Metal energy can be a bit stressful for some Water people, so you may wake up some mornings feeling as tired as you were when you went to bed. When you are not well rested, you lose resilience and your ability to deal with difficult people, so let go of the problem and take a breather. Eat good food. Take time to dream. Nourish your inner life so you can unleash your power and devise effective ways to deal with contentious people. You can do it…for sure!
Water people can be a bit introverted and reserved, which is absolutely fine. Suppose you feel as if you are afraid to move toward relationships that could bring you great joy. Examine your attitude and the amount of energy you might need to move forward. If you need a little extra push, make sure that you have a place of repose—a sanctuary—and then take baby steps toward letting down your guard while allowing yourself to retreat when needed.
Water people aren’t usually too keen about figuring out ways to grow their resources; they are nearly always concerned about social and environmental issues. Narrow your choices by looking for investments with high ESG ratings based on a firm’s Environmental, Social, and Governance policies. While ESG investing has become more popular over the last twenty years, the millennial generation has become a requirement. Go millennials!

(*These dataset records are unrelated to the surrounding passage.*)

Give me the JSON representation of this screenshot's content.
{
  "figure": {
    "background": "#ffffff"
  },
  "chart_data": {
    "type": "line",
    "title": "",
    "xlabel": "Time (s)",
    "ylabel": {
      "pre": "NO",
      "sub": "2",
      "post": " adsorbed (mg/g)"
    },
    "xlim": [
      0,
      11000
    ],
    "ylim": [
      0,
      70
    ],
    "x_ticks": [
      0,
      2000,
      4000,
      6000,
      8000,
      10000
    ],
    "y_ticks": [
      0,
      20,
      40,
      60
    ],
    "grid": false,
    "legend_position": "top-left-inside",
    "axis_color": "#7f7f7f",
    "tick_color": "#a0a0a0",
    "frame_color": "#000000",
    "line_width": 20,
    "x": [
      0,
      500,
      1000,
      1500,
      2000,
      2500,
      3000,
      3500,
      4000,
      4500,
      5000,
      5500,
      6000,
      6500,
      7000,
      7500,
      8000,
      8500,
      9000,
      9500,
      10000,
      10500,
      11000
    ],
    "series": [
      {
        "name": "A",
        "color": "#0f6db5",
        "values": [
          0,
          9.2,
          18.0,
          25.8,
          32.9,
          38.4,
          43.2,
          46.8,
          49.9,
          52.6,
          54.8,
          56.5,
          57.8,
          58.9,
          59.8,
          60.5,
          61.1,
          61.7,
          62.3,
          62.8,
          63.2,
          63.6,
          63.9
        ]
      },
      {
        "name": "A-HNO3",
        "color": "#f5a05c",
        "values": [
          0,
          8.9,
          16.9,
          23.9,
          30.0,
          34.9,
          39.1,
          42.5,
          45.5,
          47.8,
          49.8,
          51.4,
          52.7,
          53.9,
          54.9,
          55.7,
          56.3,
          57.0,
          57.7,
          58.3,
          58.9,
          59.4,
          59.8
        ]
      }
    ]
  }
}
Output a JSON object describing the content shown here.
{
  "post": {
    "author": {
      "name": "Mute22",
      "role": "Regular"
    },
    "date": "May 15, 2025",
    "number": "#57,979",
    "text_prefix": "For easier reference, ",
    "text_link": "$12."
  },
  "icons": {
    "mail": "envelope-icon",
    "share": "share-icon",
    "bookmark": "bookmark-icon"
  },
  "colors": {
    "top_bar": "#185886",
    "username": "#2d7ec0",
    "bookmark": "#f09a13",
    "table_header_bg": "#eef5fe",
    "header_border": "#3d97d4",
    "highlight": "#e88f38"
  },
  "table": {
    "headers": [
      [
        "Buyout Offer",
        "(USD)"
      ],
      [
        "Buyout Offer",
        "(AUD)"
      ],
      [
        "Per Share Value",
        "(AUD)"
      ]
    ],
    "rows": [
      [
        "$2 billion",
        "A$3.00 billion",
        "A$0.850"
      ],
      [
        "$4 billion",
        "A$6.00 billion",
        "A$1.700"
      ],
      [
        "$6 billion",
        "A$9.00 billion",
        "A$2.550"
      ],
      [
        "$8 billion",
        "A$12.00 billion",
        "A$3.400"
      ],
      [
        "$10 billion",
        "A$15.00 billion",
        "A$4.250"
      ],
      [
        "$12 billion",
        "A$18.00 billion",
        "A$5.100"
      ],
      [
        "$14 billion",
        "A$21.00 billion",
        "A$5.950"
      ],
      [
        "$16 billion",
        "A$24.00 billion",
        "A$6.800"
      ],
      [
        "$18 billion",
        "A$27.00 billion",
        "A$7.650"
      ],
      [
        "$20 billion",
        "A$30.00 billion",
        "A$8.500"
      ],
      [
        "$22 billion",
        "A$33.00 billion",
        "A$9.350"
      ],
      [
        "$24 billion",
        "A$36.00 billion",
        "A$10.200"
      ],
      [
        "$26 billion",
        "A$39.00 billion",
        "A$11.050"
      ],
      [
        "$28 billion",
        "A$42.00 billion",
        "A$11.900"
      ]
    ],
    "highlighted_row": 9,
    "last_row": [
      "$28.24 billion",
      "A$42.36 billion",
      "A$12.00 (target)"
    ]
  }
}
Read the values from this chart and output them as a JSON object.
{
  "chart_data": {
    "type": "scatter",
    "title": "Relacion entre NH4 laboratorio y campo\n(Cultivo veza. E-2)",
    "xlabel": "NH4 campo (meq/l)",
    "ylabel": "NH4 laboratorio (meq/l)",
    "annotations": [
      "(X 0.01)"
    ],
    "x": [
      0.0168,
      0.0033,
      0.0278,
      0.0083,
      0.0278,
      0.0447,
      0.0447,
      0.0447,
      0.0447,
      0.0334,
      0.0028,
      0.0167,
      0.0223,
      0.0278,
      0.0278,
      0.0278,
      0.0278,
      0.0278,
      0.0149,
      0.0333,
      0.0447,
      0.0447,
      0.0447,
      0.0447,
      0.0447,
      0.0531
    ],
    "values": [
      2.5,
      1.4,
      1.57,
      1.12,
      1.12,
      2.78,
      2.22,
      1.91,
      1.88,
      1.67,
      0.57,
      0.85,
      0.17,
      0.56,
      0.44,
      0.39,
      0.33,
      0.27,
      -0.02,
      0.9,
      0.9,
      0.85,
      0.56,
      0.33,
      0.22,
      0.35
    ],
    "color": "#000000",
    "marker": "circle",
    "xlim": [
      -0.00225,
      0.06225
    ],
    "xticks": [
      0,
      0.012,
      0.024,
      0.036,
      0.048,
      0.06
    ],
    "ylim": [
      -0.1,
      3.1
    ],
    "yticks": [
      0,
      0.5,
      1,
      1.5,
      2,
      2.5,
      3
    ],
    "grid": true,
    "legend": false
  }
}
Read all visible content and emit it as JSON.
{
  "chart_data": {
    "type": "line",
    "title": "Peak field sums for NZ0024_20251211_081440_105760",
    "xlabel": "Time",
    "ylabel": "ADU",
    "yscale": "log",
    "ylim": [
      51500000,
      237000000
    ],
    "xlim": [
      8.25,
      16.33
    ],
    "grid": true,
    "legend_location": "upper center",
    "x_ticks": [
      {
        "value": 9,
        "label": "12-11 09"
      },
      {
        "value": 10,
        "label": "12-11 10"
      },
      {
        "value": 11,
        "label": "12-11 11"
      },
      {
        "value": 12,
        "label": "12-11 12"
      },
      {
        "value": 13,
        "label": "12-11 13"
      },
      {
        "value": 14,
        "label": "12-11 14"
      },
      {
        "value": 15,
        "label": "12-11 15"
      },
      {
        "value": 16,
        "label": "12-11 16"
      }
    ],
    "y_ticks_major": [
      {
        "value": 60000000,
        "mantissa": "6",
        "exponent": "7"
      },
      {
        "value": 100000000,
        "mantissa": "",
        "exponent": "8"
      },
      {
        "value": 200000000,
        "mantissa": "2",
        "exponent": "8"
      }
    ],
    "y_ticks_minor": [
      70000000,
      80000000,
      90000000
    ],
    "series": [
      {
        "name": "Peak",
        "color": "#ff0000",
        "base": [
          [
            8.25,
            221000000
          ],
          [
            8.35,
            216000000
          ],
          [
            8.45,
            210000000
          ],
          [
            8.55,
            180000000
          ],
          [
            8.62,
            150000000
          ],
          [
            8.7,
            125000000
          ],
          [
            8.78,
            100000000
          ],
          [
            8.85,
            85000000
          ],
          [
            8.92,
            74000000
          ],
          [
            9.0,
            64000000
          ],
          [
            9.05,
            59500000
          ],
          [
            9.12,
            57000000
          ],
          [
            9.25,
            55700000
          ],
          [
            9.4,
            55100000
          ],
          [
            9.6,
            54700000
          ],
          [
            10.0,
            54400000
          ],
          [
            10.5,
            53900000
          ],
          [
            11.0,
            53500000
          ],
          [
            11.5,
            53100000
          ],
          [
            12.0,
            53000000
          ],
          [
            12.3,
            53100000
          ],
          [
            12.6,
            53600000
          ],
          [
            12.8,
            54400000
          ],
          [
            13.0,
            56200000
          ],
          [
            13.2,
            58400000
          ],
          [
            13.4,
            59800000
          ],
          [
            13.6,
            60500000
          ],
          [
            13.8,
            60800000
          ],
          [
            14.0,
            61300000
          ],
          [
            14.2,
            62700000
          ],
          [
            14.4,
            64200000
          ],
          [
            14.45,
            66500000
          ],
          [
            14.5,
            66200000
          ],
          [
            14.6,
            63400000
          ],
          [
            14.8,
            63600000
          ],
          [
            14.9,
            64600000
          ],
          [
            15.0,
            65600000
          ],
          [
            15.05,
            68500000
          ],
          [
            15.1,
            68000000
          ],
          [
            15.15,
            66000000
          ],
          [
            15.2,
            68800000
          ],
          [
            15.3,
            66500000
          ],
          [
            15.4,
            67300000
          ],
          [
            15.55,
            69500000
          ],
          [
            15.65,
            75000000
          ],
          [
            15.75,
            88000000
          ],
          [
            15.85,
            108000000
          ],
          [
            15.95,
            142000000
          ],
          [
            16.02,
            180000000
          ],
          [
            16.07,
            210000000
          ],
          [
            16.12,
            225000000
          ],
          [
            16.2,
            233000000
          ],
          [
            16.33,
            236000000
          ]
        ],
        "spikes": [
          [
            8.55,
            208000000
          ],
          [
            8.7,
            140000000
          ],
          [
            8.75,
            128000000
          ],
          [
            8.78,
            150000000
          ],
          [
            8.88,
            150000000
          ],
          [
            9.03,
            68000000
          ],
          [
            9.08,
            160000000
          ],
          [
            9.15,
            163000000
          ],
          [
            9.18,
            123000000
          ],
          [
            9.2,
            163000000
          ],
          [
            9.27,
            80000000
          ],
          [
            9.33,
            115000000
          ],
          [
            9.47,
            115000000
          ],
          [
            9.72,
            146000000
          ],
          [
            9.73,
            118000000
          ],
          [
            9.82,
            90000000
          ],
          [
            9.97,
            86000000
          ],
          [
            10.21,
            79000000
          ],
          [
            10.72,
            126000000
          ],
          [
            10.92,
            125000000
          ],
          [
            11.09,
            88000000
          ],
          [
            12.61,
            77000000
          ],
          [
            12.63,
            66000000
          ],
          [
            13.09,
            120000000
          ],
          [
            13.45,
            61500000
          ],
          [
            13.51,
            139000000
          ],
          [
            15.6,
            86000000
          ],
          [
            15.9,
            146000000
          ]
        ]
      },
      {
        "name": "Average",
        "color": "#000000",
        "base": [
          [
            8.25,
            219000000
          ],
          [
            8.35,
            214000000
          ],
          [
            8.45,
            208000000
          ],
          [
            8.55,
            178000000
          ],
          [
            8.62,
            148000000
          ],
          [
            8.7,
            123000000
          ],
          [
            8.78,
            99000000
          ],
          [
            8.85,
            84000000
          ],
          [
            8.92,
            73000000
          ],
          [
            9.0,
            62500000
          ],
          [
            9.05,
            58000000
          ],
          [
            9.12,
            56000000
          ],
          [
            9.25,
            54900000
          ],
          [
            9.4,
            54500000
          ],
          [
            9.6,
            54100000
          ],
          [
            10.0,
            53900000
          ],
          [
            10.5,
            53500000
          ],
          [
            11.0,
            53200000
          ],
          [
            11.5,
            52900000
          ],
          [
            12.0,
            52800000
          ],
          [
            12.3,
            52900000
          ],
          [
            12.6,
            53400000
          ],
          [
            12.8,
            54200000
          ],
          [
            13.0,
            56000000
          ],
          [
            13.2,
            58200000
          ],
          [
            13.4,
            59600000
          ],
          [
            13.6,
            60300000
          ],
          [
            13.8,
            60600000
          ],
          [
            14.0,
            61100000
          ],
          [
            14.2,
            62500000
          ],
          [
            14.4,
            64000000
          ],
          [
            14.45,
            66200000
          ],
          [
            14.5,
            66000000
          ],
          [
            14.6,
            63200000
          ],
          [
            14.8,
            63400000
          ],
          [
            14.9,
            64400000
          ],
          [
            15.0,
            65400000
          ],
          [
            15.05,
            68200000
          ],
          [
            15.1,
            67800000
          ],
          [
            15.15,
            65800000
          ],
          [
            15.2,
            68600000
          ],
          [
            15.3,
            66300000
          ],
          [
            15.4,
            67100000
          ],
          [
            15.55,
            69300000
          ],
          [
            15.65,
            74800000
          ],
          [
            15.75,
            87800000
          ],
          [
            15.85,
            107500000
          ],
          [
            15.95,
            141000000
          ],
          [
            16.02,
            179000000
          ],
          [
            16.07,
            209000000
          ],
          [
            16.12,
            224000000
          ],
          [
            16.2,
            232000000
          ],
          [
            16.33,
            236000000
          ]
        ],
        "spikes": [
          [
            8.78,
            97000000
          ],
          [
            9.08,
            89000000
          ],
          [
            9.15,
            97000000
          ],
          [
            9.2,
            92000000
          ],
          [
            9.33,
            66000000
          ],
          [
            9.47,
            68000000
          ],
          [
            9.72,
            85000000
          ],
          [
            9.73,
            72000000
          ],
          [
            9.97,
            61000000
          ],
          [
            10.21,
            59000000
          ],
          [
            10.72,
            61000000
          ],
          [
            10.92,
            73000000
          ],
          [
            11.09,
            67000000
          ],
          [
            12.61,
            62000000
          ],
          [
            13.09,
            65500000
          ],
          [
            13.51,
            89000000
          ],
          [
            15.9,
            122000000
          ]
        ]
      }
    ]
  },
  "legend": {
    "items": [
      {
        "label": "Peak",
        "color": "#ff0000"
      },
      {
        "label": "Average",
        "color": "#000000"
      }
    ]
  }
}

Spirituality is important to Water Element people—is your life’s work in alignment with your moral compass? Does it honor your desire to use your power to bring good to the world? Are you proud of the sort of work you are involved in? Do your business or the firm you work for have guidelines for reporting misconduct or measuring and managing environmental impact? What is their reputation; what is yours? It all matters … especially to Water people like you.